We took a run through the list of winners, noting the categories and beer names, researched the descriptions and came up with these intriguing possibilities.
Photo: Judging the first New York Craft Beer Competition in Rochester, July 29.
Paul Leone

Light lagers? In a craft beer contest?
This was the first-ever New York Craft Beer competition, and the big winner, the Vliet Pilsner from Threes Brewing Co, in Brooklyn, was entered in the category called "light lager." It won the Governor's Excelsior Cup for the top beer in the state.
But wait, aren't light lagers what the craft beer movement rebelled against?
Yes, and no. Craft beer was (and is) a reaction to the mass-produced, fizzy yellow "premium" lagers/pilsners that dominated the market in the late 20th century (even more then than today). You know: Bud/Miller/Coors.
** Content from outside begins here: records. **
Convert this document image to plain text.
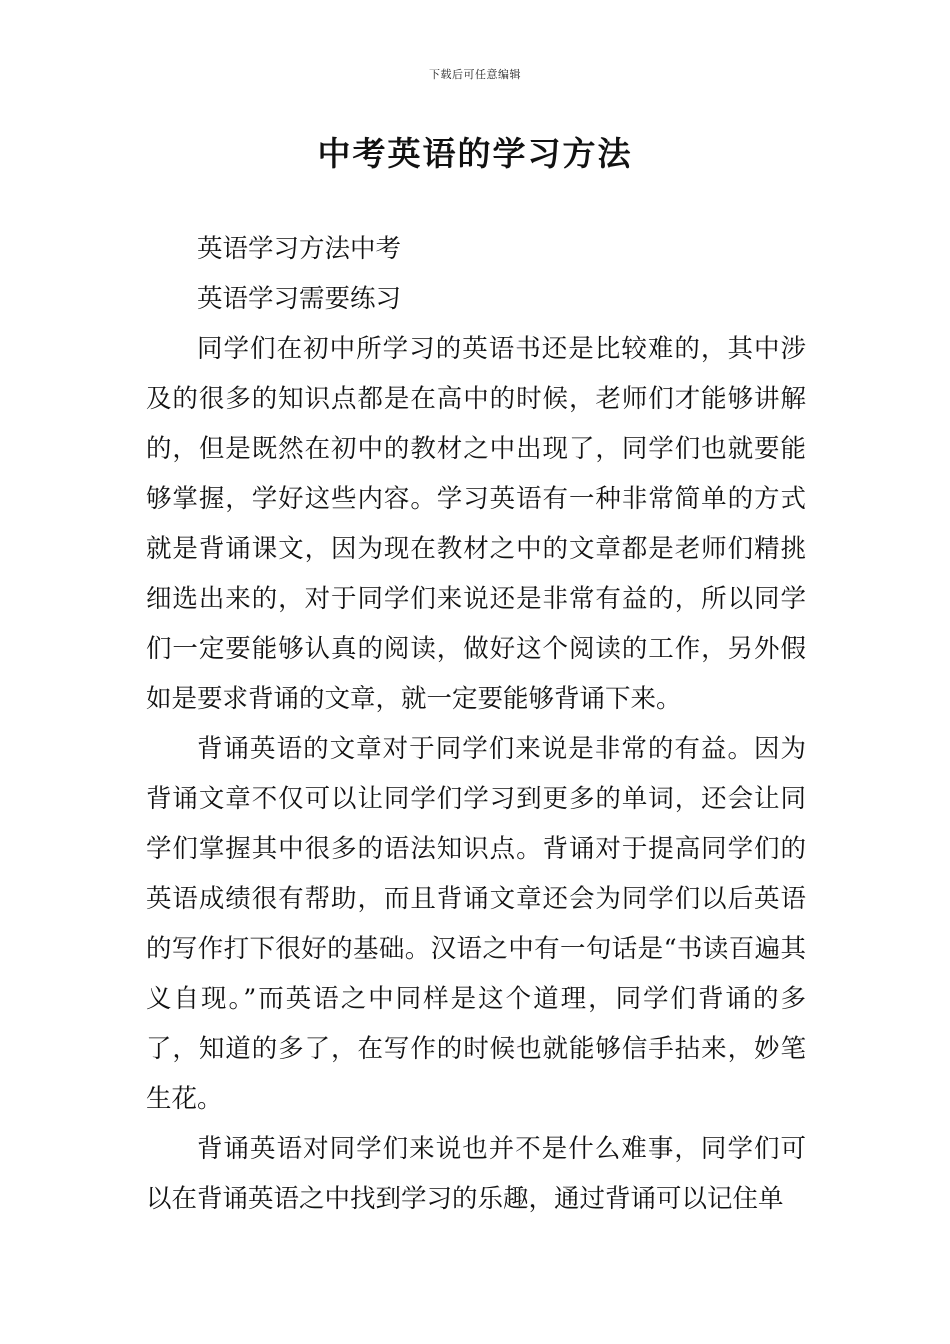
下载后可任意编辑
中考英语的学习方法

英语学习方法中考

英语学习需要练习

同学们在初中所学习的英语书还是比较难的，其中涉及的很多的知识点都是在高中的时候，老师们才能够讲解的，但是既然在初中的教材之中出现了，同学们也就要能够掌握，学好这些内容。学习英语有一种非常简单的方式就是背诵课文，因为现在教材之中的文章都是老师们精挑细选出来的，对于同学们来说还是非常有益的，所以同学们一定要能够认真的阅读，做好这个阅读的工作，另外假如是要求背诵的文章，就一定要能够背诵下来。

背诵英语的文章对于同学们来说是非常的有益。因为背诵文章不仅可以让同学们学习到更多的单词，还会让同学们掌握其中很多的语法知识点。背诵对于提高同学们的英语成绩很有帮助，而且背诵文章还会为同学们以后英语的写作打下很好的基础。汉语之中有一句话是“书读百遍其义自现。”而英语之中同样是这个道理，同学们背诵的多了，知道的多了，在写作的时候也就能够信手拈来，妙笔生花。

背诵英语对同学们来说也并不是什么难事，同学们可以在背诵英语之中找到学习的乐趣，通过背诵可以记住单
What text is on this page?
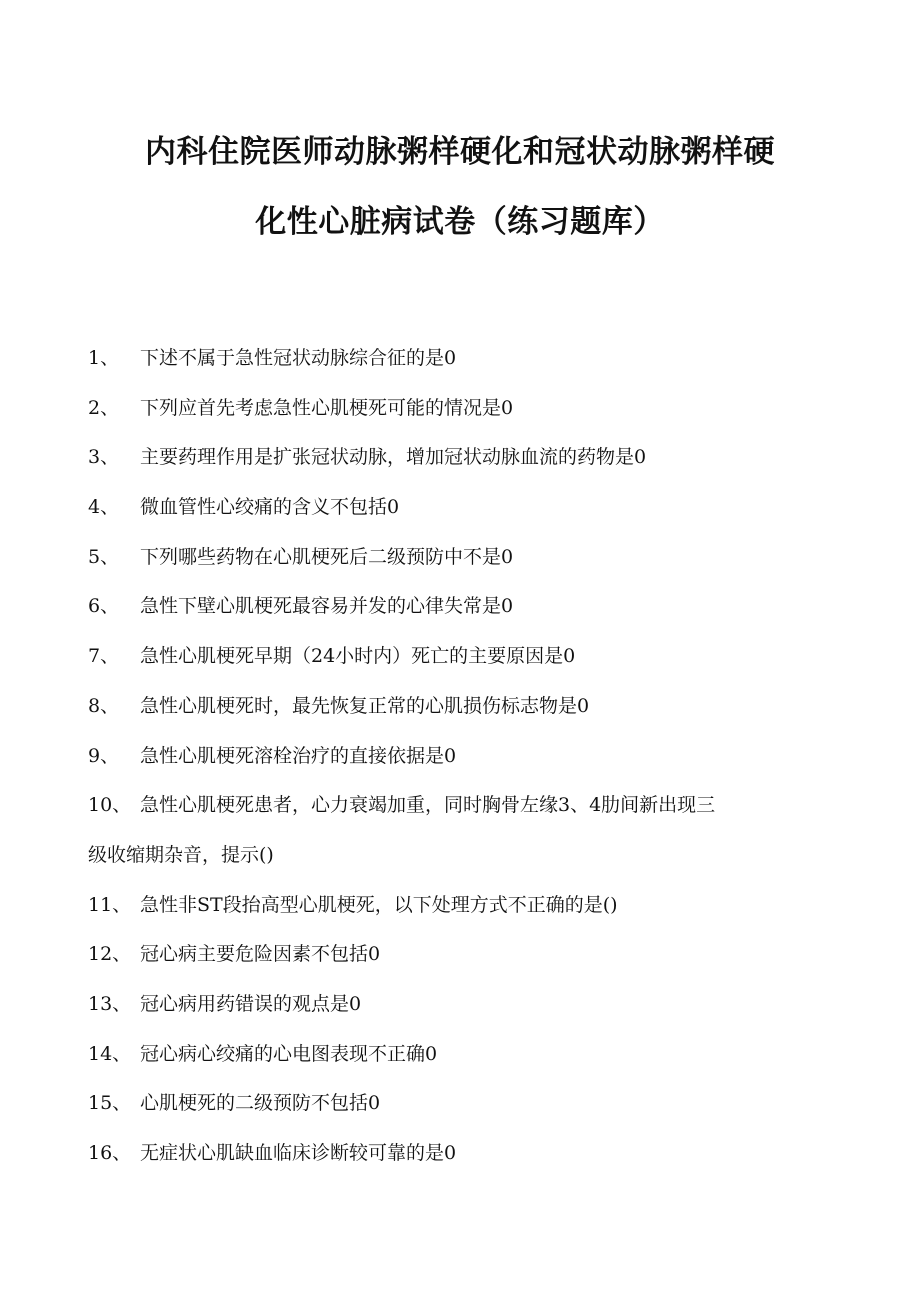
内科住院医师动脉粥样硬化和冠状动脉粥样硬
化性心脏病试卷（练习题库）
1、 下述不属于急性冠状动脉综合征的是0
2、 下列应首先考虑急性心肌梗死可能的情况是0
3、 主要药理作用是扩张冠状动脉，增加冠状动脉血流的药物是0
4、 微血管性心绞痛的含义不包括0
5、 下列哪些药物在心肌梗死后二级预防中不是0
6、 急性下壁心肌梗死最容易并发的心律失常是0
7、 急性心肌梗死早期（24小时内）死亡的主要原因是0
8、 急性心肌梗死时，最先恢复正常的心肌损伤标志物是0
9、 急性心肌梗死溶栓治疗的直接依据是0
10、 急性心肌梗死患者，心力衰竭加重，同时胸骨左缘3、4肋间新出现三
级收缩期杂音，提示()
11、 急性非ST段抬高型心肌梗死，以下处理方式不正确的是()
12、 冠心病主要危险因素不包括0
13、 冠心病用药错误的观点是0
14、 冠心病心绞痛的心电图表现不正确0
15、 心肌梗死的二级预防不包括0
16、 无症状心肌缺血临床诊断较可靠的是0
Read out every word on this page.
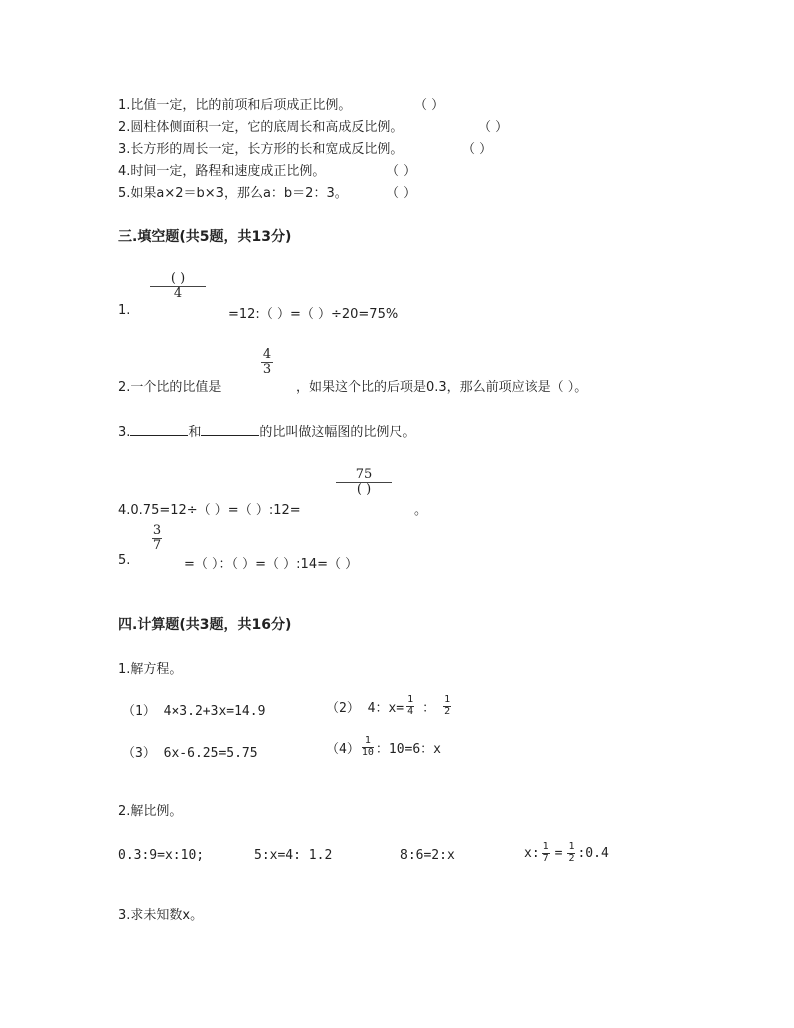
1.比值一定，比的前项和后项成正比例。	（ ）
2.圆柱体侧面积一定，它的底周长和高成反比例。	（ ）
3.长方形的周长一定，长方形的长和宽成反比例。	（ ）
4.时间一定，路程和速度成正比例。	（ ）
5.如果a×2＝b×3，那么a：b＝2：3。	（ ）
三.填空题(共5题，共13分)
1.
( )
4
=12:（ ）=（ ）÷20=75%
2.一个比的比值是
4
3
，如果这个比的后项是0.3，那么前项应该是（ ）。
3.	和	的比叫做这幅图的比例尺。
4.0.75=12÷（ ）=（ ）:12=
75
( )
。
5.
3
7
=（ ）：（ ）=（ ）:14=（ ）
四.计算题(共3题，共16分)
1.解方程。
（1） 4×3.2+3x=14.9	（2） 4：$x= \frac{1}{4}$ ： $\frac{1}{2}$
（3） 6x-6.25=5.75	$(4) \frac{1}{10}$ ：10=6：x
2.解比例。
0.3:9=x:10;	5:x=4: 1.2	8:6=2:x	x: $\frac{1}{7} = \frac{1}{2}$ :0.4
3.求未知数x。
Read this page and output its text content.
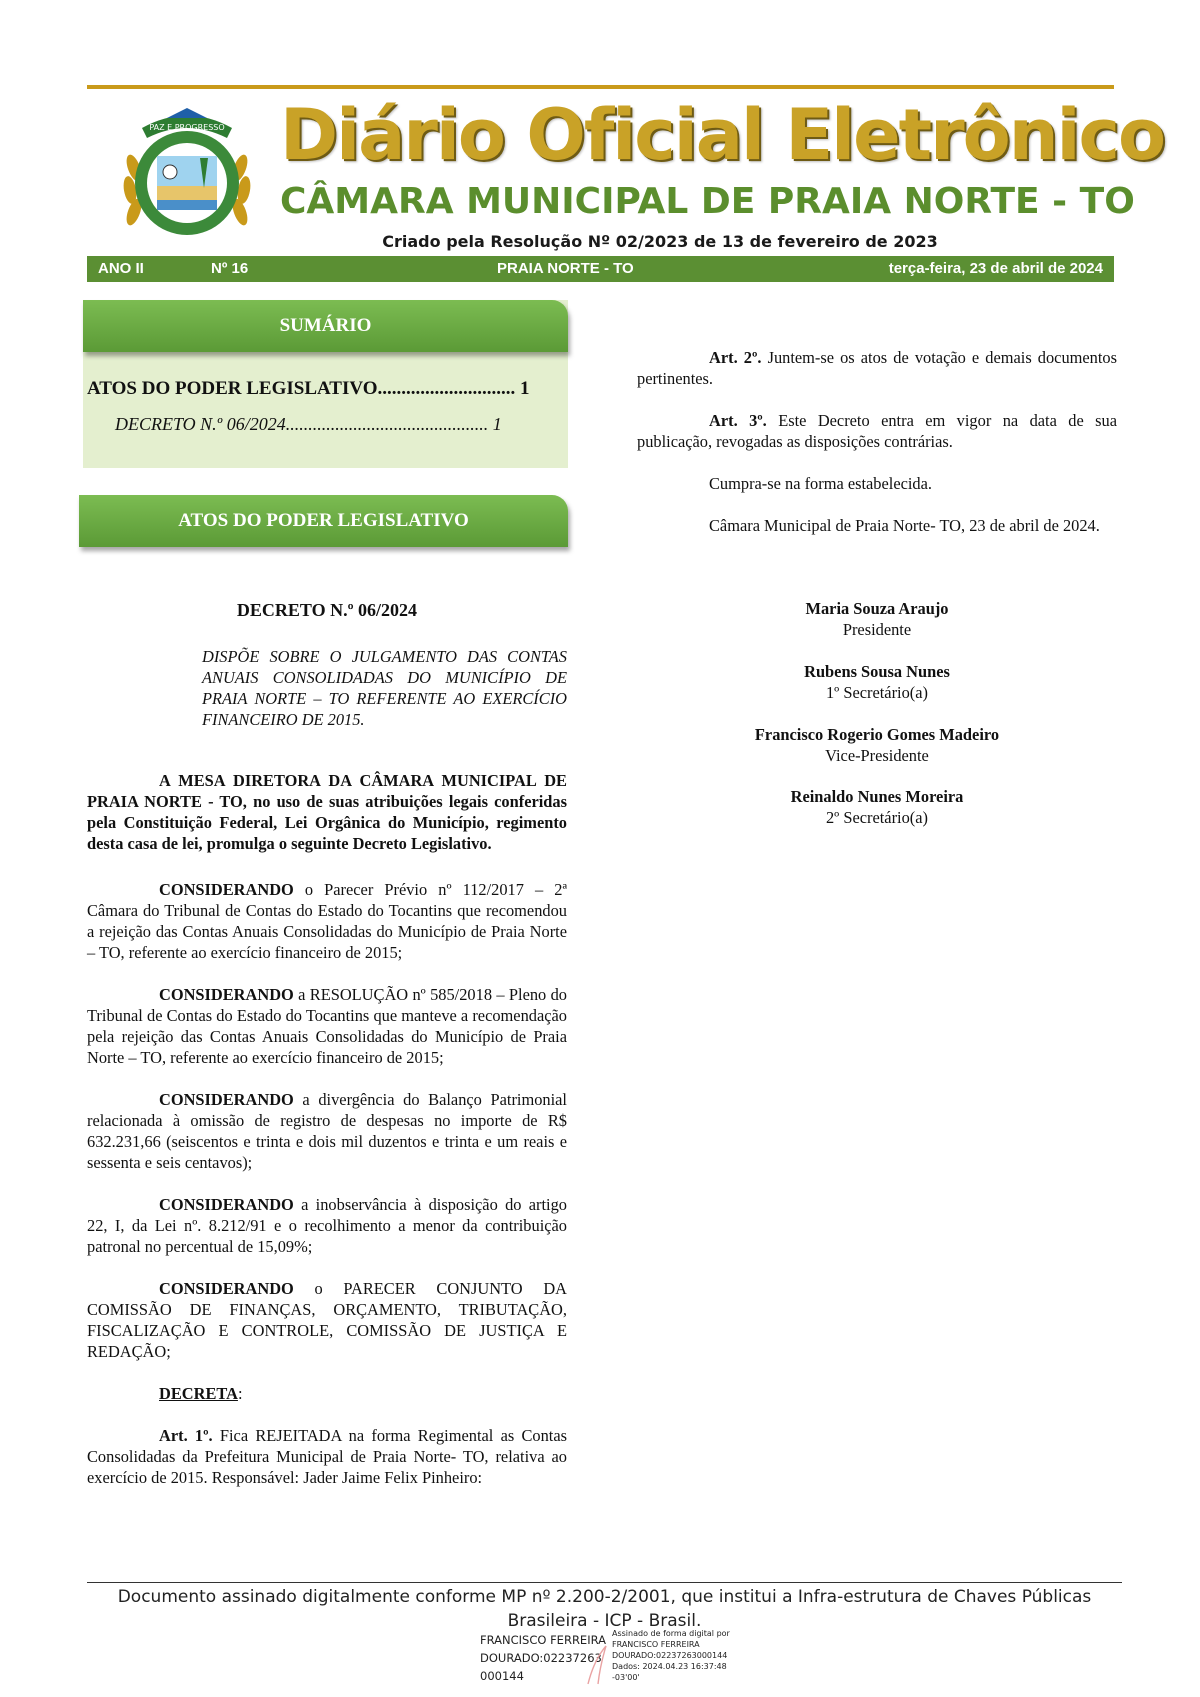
PAZ E PROGRESSO Diário Oficial Eletrônico
CÂMARA MUNICIPAL DE PRAIA NORTE - TO
Criado pela Resolução Nº 02/2023 de 13 de fevereiro de 2023
ANO II	Nº 16	PRAIA NORTE - TO	terça-feira, 23 de abril de 2024
SUMÁRIO
ATOS DO PODER LEGISLATIVO............................. 1
DECRETO N.º 06/2024............................................. 1
ATOS DO PODER LEGISLATIVO
DECRETO N.º 06/2024
DISPÕE SOBRE O JULGAMENTO DAS CONTAS ANUAIS CONSOLIDADAS DO MUNICÍPIO DE PRAIA NORTE – TO REFERENTE AO EXERCÍCIO FINANCEIRO DE 2015.

A MESA DIRETORA DA CÂMARA MUNICIPAL DE PRAIA NORTE - TO, no uso de suas atribuições legais conferidas pela Constituição Federal, Lei Orgânica do Município, regimento desta casa de lei, promulga o seguinte Decreto Legislativo.

CONSIDERANDO o Parecer Prévio nº 112/2017 – 2ª Câmara do Tribunal de Contas do Estado do Tocantins que recomendou a rejeição das Contas Anuais Consolidadas do Município de Praia Norte – TO, referente ao exercício financeiro de 2015;

CONSIDERANDO a RESOLUÇÃO nº 585/2018 – Pleno do Tribunal de Contas do Estado do Tocantins que manteve a recomendação pela rejeição das Contas Anuais Consolidadas do Município de Praia Norte – TO, referente ao exercício financeiro de 2015;

CONSIDERANDO a divergência do Balanço Patrimonial relacionada à omissão de registro de despesas no importe de R$ 632.231,66 (seiscentos e trinta e dois mil duzentos e trinta e um reais e sessenta e seis centavos);

CONSIDERANDO a inobservância à disposição do artigo 22, I, da Lei nº. 8.212/91 e o recolhimento a menor da contribuição patronal no percentual de 15,09%;

CONSIDERANDO o PARECER CONJUNTO DA COMISSÃO DE FINANÇAS, ORÇAMENTO, TRIBUTAÇÃO, FISCALIZAÇÃO E CONTROLE, COMISSÃO DE JUSTIÇA E REDAÇÃO;

DECRETA:

Art. 1º. Fica REJEITADA na forma Regimental as Contas Consolidadas da Prefeitura Municipal de Praia Norte- TO, relativa ao exercício de 2015. Responsável: Jader Jaime Felix Pinheiro:

Art. 2º. Juntem-se os atos de votação e demais documentos pertinentes.

Art. 3º. Este Decreto entra em vigor na data de sua publicação, revogadas as disposições contrárias.

Cumpra-se na forma estabelecida.

Câmara Municipal de Praia Norte- TO, 23 de abril de 2024.

Maria Souza Araujo
Presidente
Rubens Sousa Nunes
1º Secretário(a)
Francisco Rogerio Gomes Madeiro
Vice-Presidente
Reinaldo Nunes Moreira
2º Secretário(a)
Documento assinado digitalmente conforme MP nº 2.200-2/2001, que institui a Infra-estrutura de Chaves Públicas
Brasileira - ICP - Brasil.
FRANCISCO FERREIRA
DOURADO:02237263
000144
Assinado de forma digital por
FRANCISCO FERREIRA
DOURADO:02237263000144
Dados: 2024.04.23 16:37:48
-03'00'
Those mass-market lagers are made with what are known as adjunct grains, like corn or rice, that lower costs, lighten the body and reduce flavor.
But craft pilsners and lager are not made with the cheap filler grains, and are designed to maximize aroma, flavor and body for the style. "Craft lagers, and I mean full-flavored lagers, are popping up everywhere," said Paul Leone, director of the New York State Brewers Assocaition, which sponsored the contest held last week in Rochester. "There has been a real resurgence in craft lager."
The "light" in this category, by the way, refers to color, not calories, strength or flavor.
Upstate New York breweries took silver and bronze in this category: Lockport Lager from the New York Beer Project in Lockport, Niagara County and the Pilsner from the brand-new Young Lion Brewing Co. in Canandaigua.
Fruity, spicy, sassy
Let's get this out of the way first: There are lots of beers with over-the-top names. It's not surprising that many of the most eye-catching names are found in the "Fruit and Spice Beer" category.
The gold medal went to Pinky Up, from, the Peekskill Brewery in the lower Hudson Valley. It's a sour beer made with pink guava, and "dry-hopped" with Motueka, Centennial and Cascade varieties. Then there's the silver medalist: Sassypants. This saison-style beer from Roc Brewing Co. in Rochester gets its name from the combination of tropical fruit and jalapeno peppers used in the brew.
The best name probably goes to the bronze medal winner: Mango Infused Goseface Killah Gose. This is a mango-accented gose (a salty and sour German-style beer), from the Aurora Ale and Lager Co. in King Ferry, Cayuga County.